Shell particles will collapse under large deformation

[SchrodingersAlphaGo]

When the load of the 2d shell is a large value eg. 8000, the time step will decrease to a small value after some point suddenly without any obvious evidence, and the particles will collapse due to a large stress of some particles as the figures shows. However, when the load of the 2d shell is a relatively small value such as 500, the simulation will have a resonable results. See test_2d_shell_large_deformation in branch shell_test_with_large_deformation.

[DongWuTUM]

Hello, I think the load is too great and exceeds the physical range. Do you have the reference which I can refer? And then I can do more check.

[SchrodingersAlphaGo]

We first encountered this problem in test_3d_arc, this case can refer to Efficient meshless SPH method for the numerical modeling of thick shell structures undergoing large deformations (Fig.18) and Red blood cell simulation using a coupled shell–fluid analysis purely based on the SPH method (Fig.4).

[DongWuTUM]

Thank you for your information. In the Refs., the load F is applied on the middle point or line of the arch. In this way, the results of applying Gravity is different with that of Refs. Could you try to apply force on the middle line of the test_3d_arch?

[SchrodingersAlphaGo]

We have tested it with force on the midline and come to the same conclusion. Particles will collapse.

[DongWuTUM]

Could you also upload this case?

[SchrodingersAlphaGo]

We've uploaded the case. You can check it now. test_3d_arch_force_on_midline

[DongWuTUM]

Thank you! I have thoroughly checked and tested it, and have summarized my findings below:

1. When lambda equals 10, the displacement of the arch's centroid is approximately 60 mm, which aligns with the results in the references.

2. There exists a critical load beyond which the centroid displacement jumps from around 60 mm to approximately 210 mm, as observed in the references. This indicates that the simulation must be collapsed if a large load is imposed.

3. The references mention the use of displacement control to simulate the presence of snap-through behavior in the load-displacement curve. In order to obtain accurate results, we need to follow the references' methodology for imposing the displacement. I would appreciate it if you could try the references' method and share your results with me.
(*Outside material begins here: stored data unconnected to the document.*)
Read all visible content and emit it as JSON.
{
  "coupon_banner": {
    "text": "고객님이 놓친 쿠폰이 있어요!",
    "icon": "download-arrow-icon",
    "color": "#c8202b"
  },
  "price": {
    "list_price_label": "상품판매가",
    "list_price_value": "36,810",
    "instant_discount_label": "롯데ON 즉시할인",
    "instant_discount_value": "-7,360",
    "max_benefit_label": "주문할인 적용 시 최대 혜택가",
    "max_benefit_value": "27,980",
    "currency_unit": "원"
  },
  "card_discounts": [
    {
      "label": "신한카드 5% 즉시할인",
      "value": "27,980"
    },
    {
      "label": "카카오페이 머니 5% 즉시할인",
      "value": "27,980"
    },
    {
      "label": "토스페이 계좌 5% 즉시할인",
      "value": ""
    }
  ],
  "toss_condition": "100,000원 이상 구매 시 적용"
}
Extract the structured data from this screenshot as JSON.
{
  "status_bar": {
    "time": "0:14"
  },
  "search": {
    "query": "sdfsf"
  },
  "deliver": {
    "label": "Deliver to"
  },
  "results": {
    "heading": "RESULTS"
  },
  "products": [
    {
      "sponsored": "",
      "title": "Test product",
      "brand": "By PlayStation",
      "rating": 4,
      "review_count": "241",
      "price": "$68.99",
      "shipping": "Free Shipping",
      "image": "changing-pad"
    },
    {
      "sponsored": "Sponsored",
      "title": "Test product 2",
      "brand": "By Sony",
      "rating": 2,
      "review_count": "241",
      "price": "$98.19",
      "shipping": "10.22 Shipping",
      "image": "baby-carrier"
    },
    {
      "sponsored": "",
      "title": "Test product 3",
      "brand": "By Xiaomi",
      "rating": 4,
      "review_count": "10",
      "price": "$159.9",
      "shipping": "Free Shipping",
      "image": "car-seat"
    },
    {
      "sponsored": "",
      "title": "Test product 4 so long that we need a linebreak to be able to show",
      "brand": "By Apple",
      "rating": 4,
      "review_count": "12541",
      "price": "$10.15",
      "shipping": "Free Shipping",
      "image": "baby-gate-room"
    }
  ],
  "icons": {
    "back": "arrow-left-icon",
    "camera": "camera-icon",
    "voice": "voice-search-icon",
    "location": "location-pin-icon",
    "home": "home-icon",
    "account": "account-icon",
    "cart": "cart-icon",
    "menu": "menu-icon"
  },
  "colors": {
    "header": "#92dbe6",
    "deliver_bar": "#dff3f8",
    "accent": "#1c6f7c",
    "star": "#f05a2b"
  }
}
Please let me know if you have any questions or concerns.

[SchrodingersAlphaGo]

Thanks for your reply! In the reference, there is no detailed description of displacement control, so it will be difficult to implement. What confuses me is why the particles crash when the load is relatively large. In addition, I used ABAQUS to simulate the case test_3d_arch with a gravity load 900000, and ABAQUS can give a plausible result, as shown in the figure below. However, the particles of SPH will collapse under the same load. We think the key factor of this problem is the extent of the deformation rather than the displacement control.

[Xiangyu-Hu]

Are you using implicit method? As there is a snap through, so the explicit solver may has some difficulties.

[DongWuTUM]

@SchrodingersAlphaGo Could you also share us the simulation video of Abaqus?

[SchrodingersAlphaGo]

The above result is using static method, and the result by explicit method is shown as follows.

The video may not be played on the webpage, please download it to play locally.

https://user-images.githubusercontent.com/45205564/221566271-9ed2b9cf-86af-4f1e-88ae-1f795e2b1c38.mp4

[DongWuTUM]

Thank you for providing this information! After a thorough discussion, we think you are correct, and we will impose the displacement control and investigate the issues further.

[SchrodingersAlphaGo]

Thanks for your help! Looking forward to your correct version.

[Xiangyu-Hu]

It seems that the updating the rotation leads to the instability. we will revise it and have a close check.